C’è un settore nel quale l’Italia non deve inseguire nessuno. È già davanti a tutti. Non riguarda la moda, il cibo o le automobili, eccellenze che conosciamo bene. Questa volta parliamo di nautica e, in particolare, delle imbarcazioni costruite nei nostri cantieri.
La notizia è di maggio e merita attenzione: mentre il mercato mondiale rallenta, la cantieristica italiana continua a crescere. Nel 2025 la produzione nazionale ha raggiunto un valore stimato tra 5,4 e 5,5 miliardi di euro. Rispetto al 2023 parliamo di un aumento del 5%, in un mercato globale che perde il 2,1%.
Detto ancora più chiaramente: nel mondo si sono vendute meno imbarcazioni nuove e quelle italiane hanno conquistato più clienti.
A certificarlo è la quarta edizione di The State of the Art of the Global Yachting Market, il rapporto realizzato da Deloitte insieme a Confindustria Nautica e presentato nella sede della Borsa Italiana. Per il presidente dell’associazione, Piero Formenti, lo studio dimostra la capacità dell’industria italiana di resistere e competere anche in una fase internazionale complicata.
Eppure di nautica si parla sempre poco. Forse perché yacht e superyacht appartengono al mondo del lusso e, in Italia, davanti alla ricchezza scatta spesso una sorta di pudore. Quasi che raccontare un’imbarcazione molto costosa significhi celebrare chi può permettersela. Ma qui non si tratta di fare l’elogio del lusso. Si tratta di capire quanto lavoro, quanta tecnologia e quanta economia ci siano dietro questi prodotti.

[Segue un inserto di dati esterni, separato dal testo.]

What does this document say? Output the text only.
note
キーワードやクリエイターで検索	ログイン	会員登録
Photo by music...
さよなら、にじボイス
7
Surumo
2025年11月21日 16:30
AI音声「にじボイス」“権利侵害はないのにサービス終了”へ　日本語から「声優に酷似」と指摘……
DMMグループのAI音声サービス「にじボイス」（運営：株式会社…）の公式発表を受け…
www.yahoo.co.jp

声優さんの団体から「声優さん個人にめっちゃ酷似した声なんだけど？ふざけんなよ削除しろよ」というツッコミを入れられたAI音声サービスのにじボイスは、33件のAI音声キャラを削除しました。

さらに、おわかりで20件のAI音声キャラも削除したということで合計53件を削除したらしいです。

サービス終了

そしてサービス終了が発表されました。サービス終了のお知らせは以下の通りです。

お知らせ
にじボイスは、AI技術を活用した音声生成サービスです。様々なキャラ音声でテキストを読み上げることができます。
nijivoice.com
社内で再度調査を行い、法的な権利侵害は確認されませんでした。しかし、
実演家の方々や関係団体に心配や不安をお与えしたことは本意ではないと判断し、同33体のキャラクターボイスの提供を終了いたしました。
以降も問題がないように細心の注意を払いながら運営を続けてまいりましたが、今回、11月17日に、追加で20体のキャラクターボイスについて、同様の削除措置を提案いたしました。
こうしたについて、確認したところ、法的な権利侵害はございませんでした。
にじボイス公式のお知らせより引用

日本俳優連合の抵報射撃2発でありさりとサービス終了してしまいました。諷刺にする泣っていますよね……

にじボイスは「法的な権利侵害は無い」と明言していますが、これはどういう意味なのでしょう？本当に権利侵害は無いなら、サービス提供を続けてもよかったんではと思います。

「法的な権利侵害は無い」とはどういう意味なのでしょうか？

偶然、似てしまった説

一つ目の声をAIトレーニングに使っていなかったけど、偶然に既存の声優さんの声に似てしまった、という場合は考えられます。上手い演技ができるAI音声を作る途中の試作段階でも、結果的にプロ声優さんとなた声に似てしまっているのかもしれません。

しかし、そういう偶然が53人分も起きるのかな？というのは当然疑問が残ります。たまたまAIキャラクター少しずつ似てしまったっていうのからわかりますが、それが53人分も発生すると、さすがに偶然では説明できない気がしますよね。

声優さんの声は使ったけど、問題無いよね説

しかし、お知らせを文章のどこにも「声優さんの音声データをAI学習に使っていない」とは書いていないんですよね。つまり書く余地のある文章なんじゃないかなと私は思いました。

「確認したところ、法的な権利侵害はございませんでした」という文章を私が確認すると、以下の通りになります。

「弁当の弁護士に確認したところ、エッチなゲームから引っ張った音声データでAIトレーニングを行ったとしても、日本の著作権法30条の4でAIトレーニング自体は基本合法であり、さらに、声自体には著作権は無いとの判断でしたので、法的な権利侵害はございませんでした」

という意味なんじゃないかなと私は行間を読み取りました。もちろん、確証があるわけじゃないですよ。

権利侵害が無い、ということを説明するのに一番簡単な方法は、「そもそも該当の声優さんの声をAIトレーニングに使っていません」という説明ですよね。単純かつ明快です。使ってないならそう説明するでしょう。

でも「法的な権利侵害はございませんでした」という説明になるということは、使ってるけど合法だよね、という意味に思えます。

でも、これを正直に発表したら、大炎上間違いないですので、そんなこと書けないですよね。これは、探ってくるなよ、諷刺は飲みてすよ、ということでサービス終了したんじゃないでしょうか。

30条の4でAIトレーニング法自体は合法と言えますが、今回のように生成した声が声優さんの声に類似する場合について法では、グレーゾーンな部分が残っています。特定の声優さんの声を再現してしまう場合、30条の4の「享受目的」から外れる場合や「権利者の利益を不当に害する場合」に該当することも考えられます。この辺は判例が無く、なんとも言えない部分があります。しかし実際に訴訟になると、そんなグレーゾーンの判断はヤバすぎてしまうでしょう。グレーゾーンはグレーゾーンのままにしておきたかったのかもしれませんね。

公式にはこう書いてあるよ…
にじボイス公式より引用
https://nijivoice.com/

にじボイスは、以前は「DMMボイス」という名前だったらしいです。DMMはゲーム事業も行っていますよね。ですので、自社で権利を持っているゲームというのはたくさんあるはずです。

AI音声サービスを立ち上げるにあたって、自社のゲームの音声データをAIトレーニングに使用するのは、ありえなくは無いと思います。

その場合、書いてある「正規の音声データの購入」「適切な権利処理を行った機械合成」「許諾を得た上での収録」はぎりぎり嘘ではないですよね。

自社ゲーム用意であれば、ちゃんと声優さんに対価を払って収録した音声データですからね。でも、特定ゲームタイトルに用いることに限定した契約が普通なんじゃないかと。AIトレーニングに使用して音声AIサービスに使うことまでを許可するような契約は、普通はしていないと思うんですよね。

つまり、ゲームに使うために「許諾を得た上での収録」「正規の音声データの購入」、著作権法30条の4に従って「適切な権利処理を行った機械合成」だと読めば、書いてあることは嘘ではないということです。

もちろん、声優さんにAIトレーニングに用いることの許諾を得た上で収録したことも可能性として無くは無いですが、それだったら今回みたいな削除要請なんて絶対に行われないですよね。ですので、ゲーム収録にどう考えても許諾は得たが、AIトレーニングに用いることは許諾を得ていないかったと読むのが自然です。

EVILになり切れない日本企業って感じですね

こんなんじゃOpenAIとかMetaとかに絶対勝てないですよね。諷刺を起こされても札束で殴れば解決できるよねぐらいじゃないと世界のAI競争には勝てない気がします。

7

Quando pensiamo a uno yacht, vediamo quasi sempre il prodotto finito: un’imbarcazione elegante (o di lusso) che lascia il porto. Dietro quella barca esiste invece un mondo. Ci sono progettisti, ingegneri, falegnami, arredatori, tecnici elettronici, produttori di motori e aziende che realizzano componenti su misura. Ci sono grandi cantieri, ma soprattutto tante piccole e medie imprese capaci di trasformare esperienza e creatività in prodotti che pochi altri sanno costruire.
I dati che ho trovato aiutano a comprendere le dimensioni di questo mondo. Nel 2024 l’intera filiera nautica ha generato più di 14 miliardi di euro e coinvolto oltre 170 mila lavoratori. E c’è un numero che spiega ancora meglio la sua importanza: ogni euro prodotto dai cantieri ne mette in movimento complessivamente 5,2 nell’economia italiana, attraverso fornitori, servizi e attività collegate. Il cosiddetto indotto.

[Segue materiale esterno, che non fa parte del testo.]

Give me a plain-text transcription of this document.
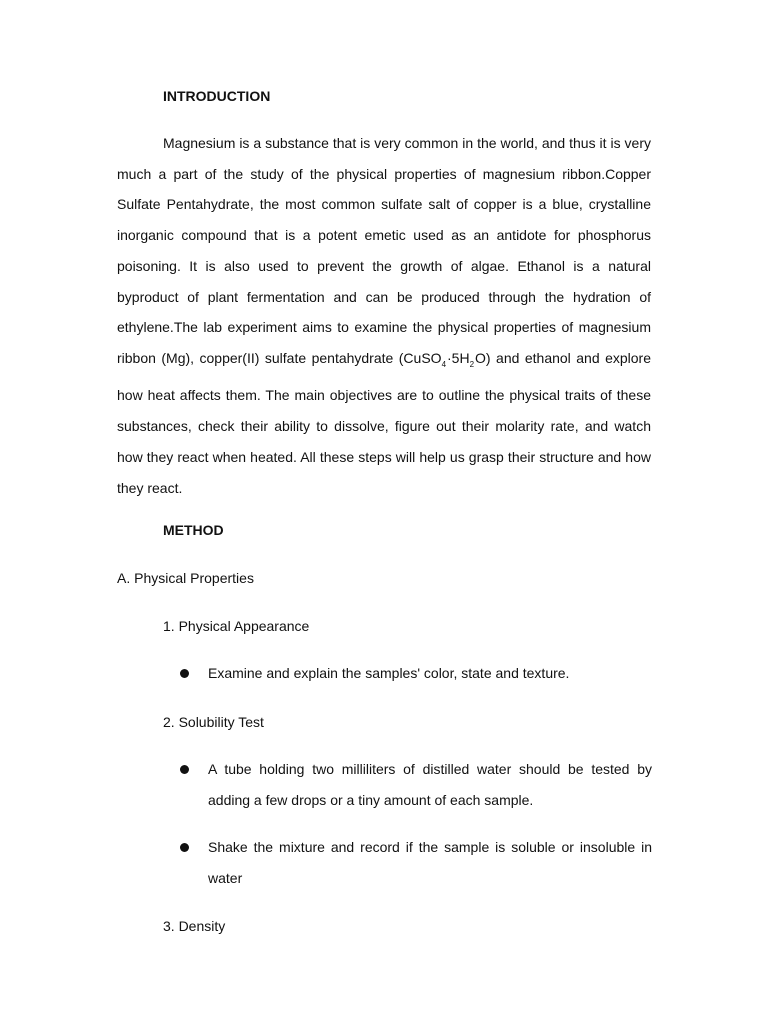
INTRODUCTION

Magnesium is a substance that is very common in the world, and thus it is very much a part of the study of the physical properties of magnesium ribbon.Copper Sulfate Pentahydrate, the most common sulfate salt of copper is a blue, crystalline inorganic compound that is a potent emetic used as an antidote for phosphorus poisoning. It is also used to prevent the growth of algae. Ethanol is a natural byproduct of plant fermentation and can be produced through the hydration of ethylene.The lab experiment aims to examine the physical properties of magnesium ribbon (Mg), copper(II) sulfate pentahydrate $(CuSO_4\cdot 5H_2O)$ and ethanol and explore how heat affects them. The main objectives are to outline the physical traits of these substances, check their ability to dissolve, figure out their molarity rate, and watch how they react when heated. All these steps will help us grasp their structure and how they react.

METHOD
A. Physical Properties
1. Physical Appearance

Examine and explain the samples' color, state and texture.

2. Solubility Test

A tube holding two milliliters of distilled water should be tested by adding a few drops or a tiny amount of each sample.

Shake the mixture and record if the sample is soluble or insoluble in water

3. Density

C’è anche un altro dato che aiuta a capire quanto il settore sia importante a livello internazionale: quasi il 90% della produzione viene venduto all’estero. Significa che i clienti stranieri acquistano lavoro, tecnologia e competenze prodotti nel nostro Paese. Nel settore dei superyacht il primato è ancora più netto: oltre la metà delle unità ordinate nel mondo viene realizzata da cantieri italiani.Il futuro, naturalmente, non è già scritto. Serviranno investimenti nella formazione, nei porti, nei nuovi materiali, nella digitalizzazione e nei motori a minore impatto ambientale.
Ma il punto di partenza è solido. Il mare non è soltanto vacanze e turismo. È industria, ricerca, occupazione ed esportazioni. Ed è uno dei luoghi nei quali l’Italia dimostra ancora di saper stare davanti a tutti.